RNA native and denaturing agarose gel electrophoresis

RNA native agarose gel electrophoresis was performed as described previously with a few modifications (Skripkin et al., 1994). For sphere-forming and network-forming RNAs, RNAs were diluted into 4 µl buffer A (150 mM NaCl, 25 mM Tris-Cl, pH 7.4) to a final concentration of 5 µM (CLCA2 1.7 µg/µl, TLR8 1.6 µg/µl, HNRNPH3 1.9 µg/µl, LHFPL6 1.7 µg/µl, TNFSF11 1.8 µg/µl, TSPAN13 1.7 µg/µl). RNAs were incubated at 95°C for 2 min in a PCR machine and then incubated on ice for 2 min. RNAs were kept at 37°C for 2 hr. Also, 1 µl native agarose gel loading buffer (6× stock: 60% glycerol, 10 mM Tris-Cl, pH 7.4, 0.03% bromophenol blue, and 0.03% xylene cyanol FF) was added into the RNA. A total of 1 µg RNA was loaded into the 1% agarose gel made with the Tris-acetate-EDTA (TAE) buffer for electrophoresis with TAE buffer.
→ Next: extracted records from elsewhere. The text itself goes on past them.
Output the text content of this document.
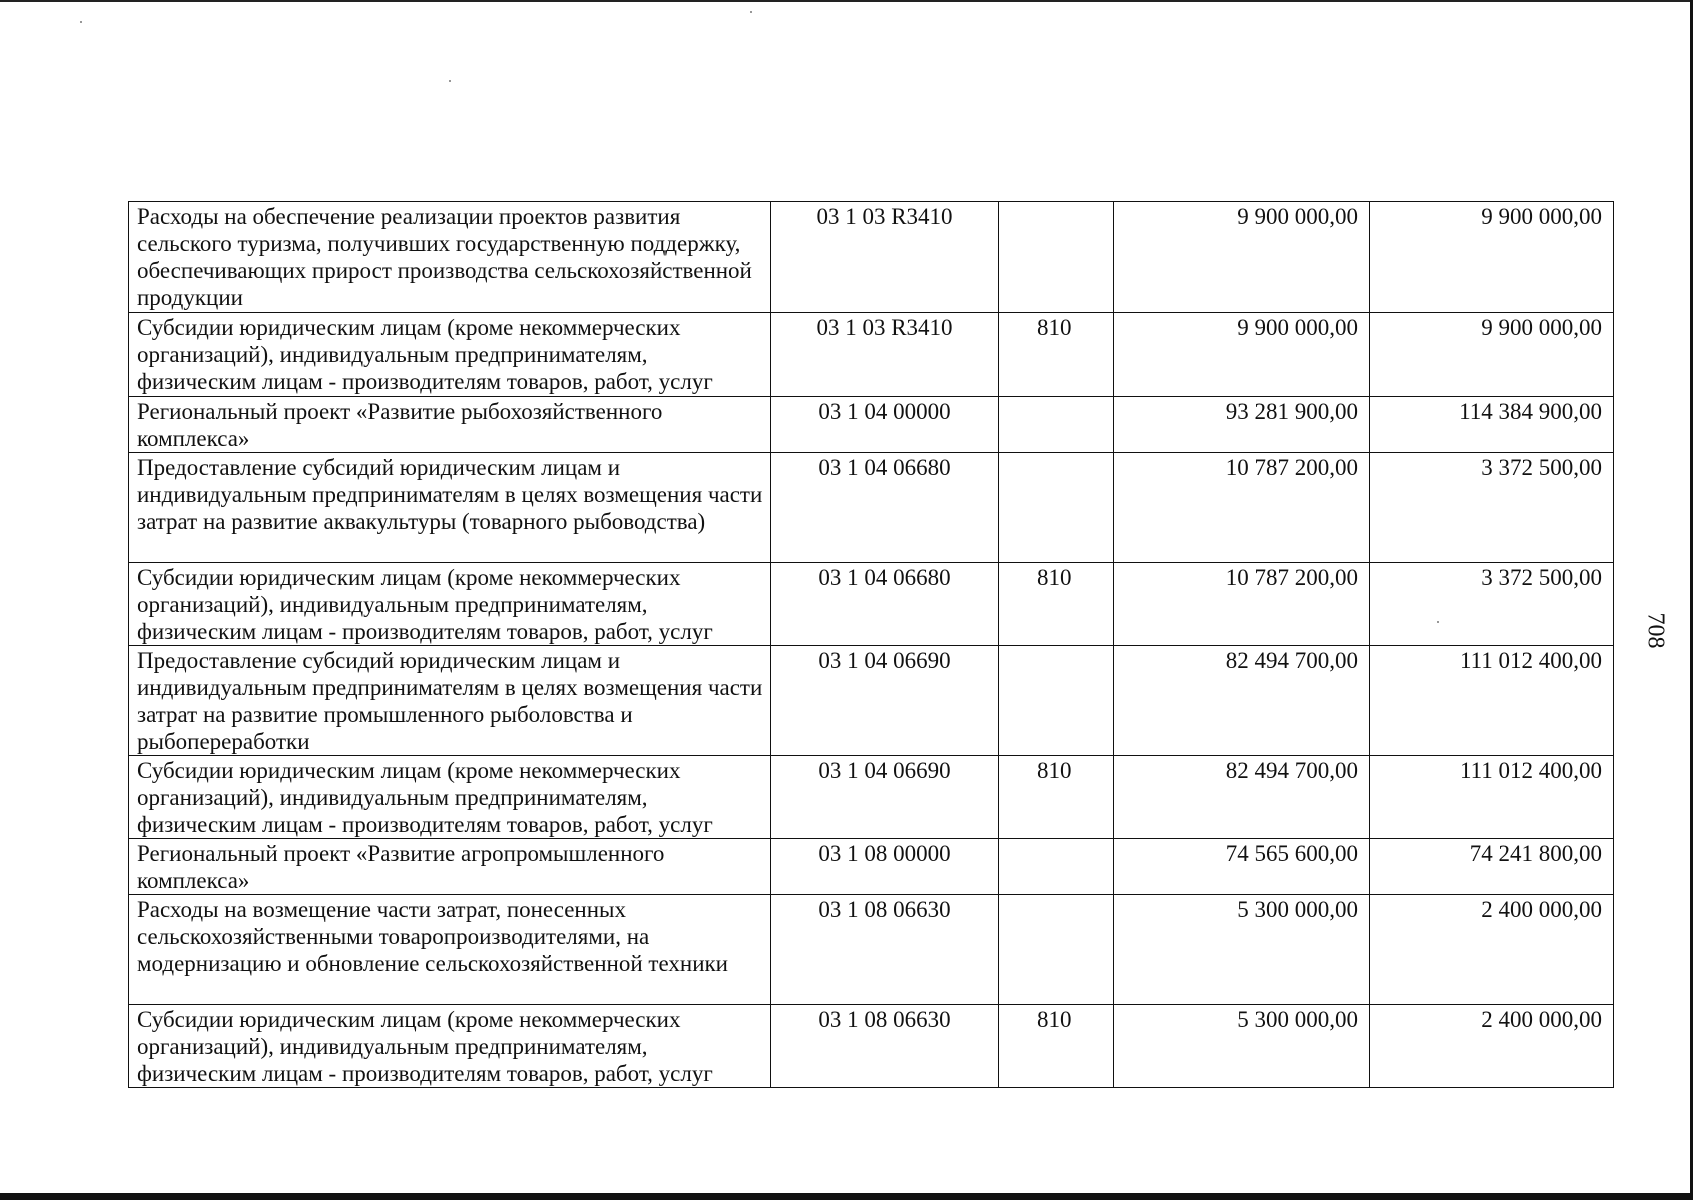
Расходы на обеспечение реализации проектов развития сельского туризма, получивших государственную поддержку, обеспечивающих прирост производства сельскохозяйственной продукции	03 1 03 R3410		9 900 000,00	9 900 000,00
Субсидии юридическим лицам (кроме некоммерческих организаций), индивидуальным предпринимателям, физическим лицам - производителям товаров, работ, услуг	03 1 03 R3410	810	9 900 000,00	9 900 000,00
Региональный проект «Развитие рыбохозяйственного комплекса»	03 1 04 00000		93 281 900,00	114 384 900,00
Предоставление субсидий юридическим лицам и индивидуальным предпринимателям в целях возмещения части затрат на развитие аквакультуры (товарного рыбоводства)	03 1 04 06680		10 787 200,00	3 372 500,00
Субсидии юридическим лицам (кроме некоммерческих организаций), индивидуальным предпринимателям, физическим лицам - производителям товаров, работ, услуг	03 1 04 06680	810	10 787 200,00	3 372 500,00
Предоставление субсидий юридическим лицам и индивидуальным предпринимателям в целях возмещения части затрат на развитие промышленного рыболовства и рыбопереработки	03 1 04 06690		82 494 700,00	111 012 400,00
Субсидии юридическим лицам (кроме некоммерческих организаций), индивидуальным предпринимателям, физическим лицам - производителям товаров, работ, услуг	03 1 04 06690	810	82 494 700,00	111 012 400,00
Региональный проект «Развитие агропромышленного комплекса»	03 1 08 00000		74 565 600,00	74 241 800,00
Расходы на возмещение части затрат, понесенных сельскохозяйственными товаропроизводителями, на модернизацию и обновление сельскохозяйственной техники	03 1 08 06630		5 300 000,00	2 400 000,00
Субсидии юридическим лицам (кроме некоммерческих организаций), индивидуальным предпринимателям, физическим лицам - производителям товаров, работ, услуг	03 1 08 06630	810	5 300 000,00	2 400 000,00
708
For RNAs containing dimerization elements (TLR8 3′UTR, MYC 3′UTR, D1a-TLR8-D2, D1b-MYC-D2), each RNA was diluted into 4 µl buffer A (150 mM NaCl, 25 mM Tris-Cl, pH 7.4) to a final concentration of 2 µM. RNAs were incubated at 95°C for 2 min in a PCR machine and then incubated on ice for 2 min. Also, 2 µl TLR8 3′UTR or 2 µl MYC 3′UTR were each diluted with 2 µl buffer A. A 2 µl TLR8 3′UTR and 2 µl MYC 3′UTR were mixed together. Then, 2 µl D1a-TLR8-D2 or 2 µl D1b-MYC-D2 were each diluted with 2 µl buffer A. Also, 2 µl D1a-TLR8-D2 and 2 µl D1b-MYC-D2 were mixed together. The final concentration of each RNA was 1 µM (TLR8 326 ng/µl, MYC 154 ng/µl, D1a-TLR8-D2 345 ng/µl, D1b-MYC-D2 193 ng/µl) in 4 µl buffer A. RNAs were kept at 37°C for 2 hr. A 1 µl native agarose gel loading buffer was added to the RNA. A total of 1 µg RNA was loaded onto the 2% agarose gel made with the Tris-borate-EDTA (TBE) buffer for electrophoresis with TBE buffer.

For denaturing agarose gel electrophoresis, glyoxal was used. RNAs were mixed with 10 µl glyoxal and incubated at 55°C for 60 min and then incubated on ice for 10 min. A 2 µl agarose gel loading buffer was added into the RNA. A total of 1 µg RNA was loaded into the 1% agarose gel made with the TAE buffer for electrophoresis with TAE buffer.